Improving Infrastructure Financing in Brazil

22nd March 2019

Improving Infrastructure Financing in Brazil

Many governments are finding it difficult to finance the growing demand for essential infrastructure through public funding alone. With the significant increase of debt in many countries while needs for essential infrastructure continue to expand, private-sector involvement has increasingly been viewed as a potential solution to closing the infrastructure financing gap and ensuring the efficient delivery and operation of infrastructure services. Still, private-sector investment in infrastructure, particularly in developing countries, remains low owing to a variety of real and perceived challenges.

This insight report is the culmination of a multi-year collaboration between the Inter-American Development Bank and the World Economic Forum Global Future Council on Long-Term Investing, Infrastructure and Development 2016-2018. It presents recommendations that incorporate public and private sector input on how to tackle the key challenges in Brazil’s infrastructure market. The goal is to enhance trust between the public and private sectors, so that they may jointly mobilize more domestic and international financing to meet Brazil’s long-term infrastructure needs and increase the participation of long-term investors in Brazil’s infrastructure market.

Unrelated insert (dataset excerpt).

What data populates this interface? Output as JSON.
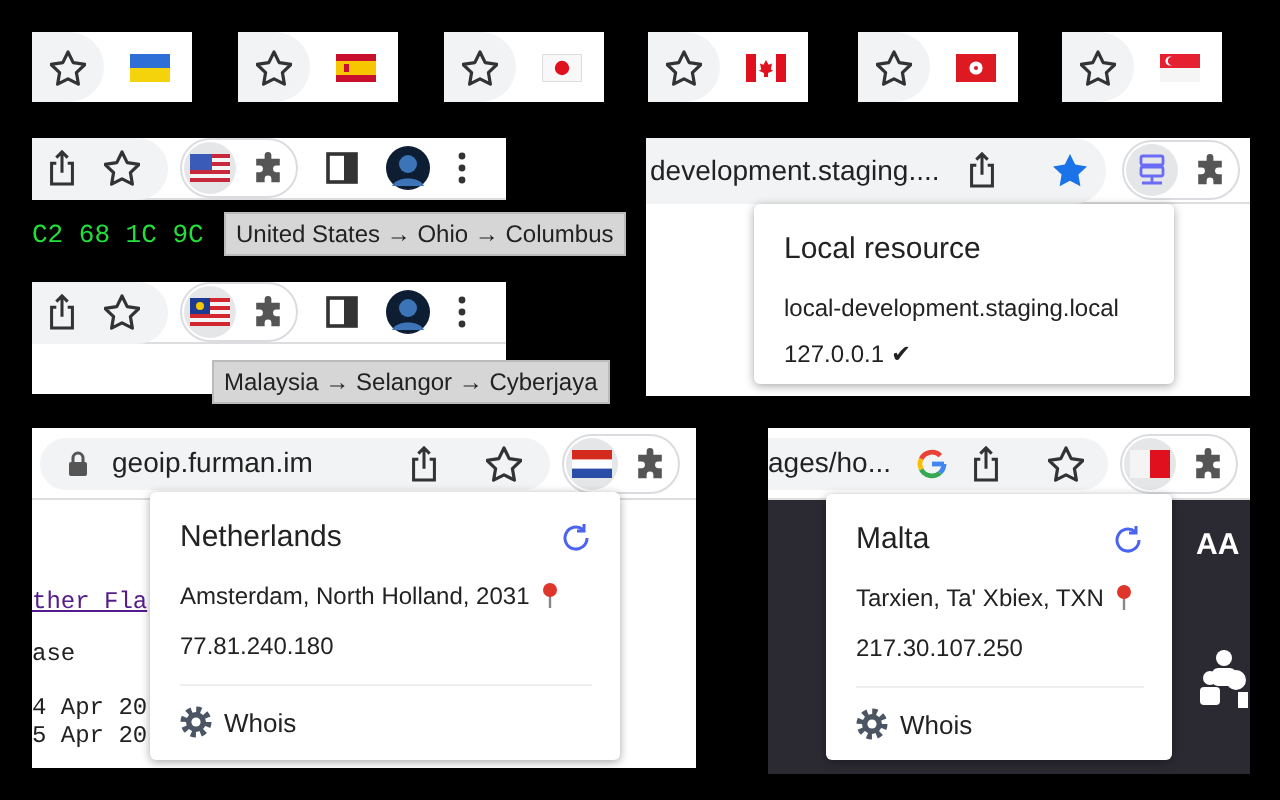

The recommendations in this report build on those in the World Economic Forum report on Risk Mitigation Instruments in Infrastructure – Gap Assessment (2016), and this body of work has provided valuable insights to the Forum’s National Infrastructure Acceleration Initiative. The recommendations herein were developed through the conduct of interviews with working group members from the private sector and were endorsed by selected policy-makers.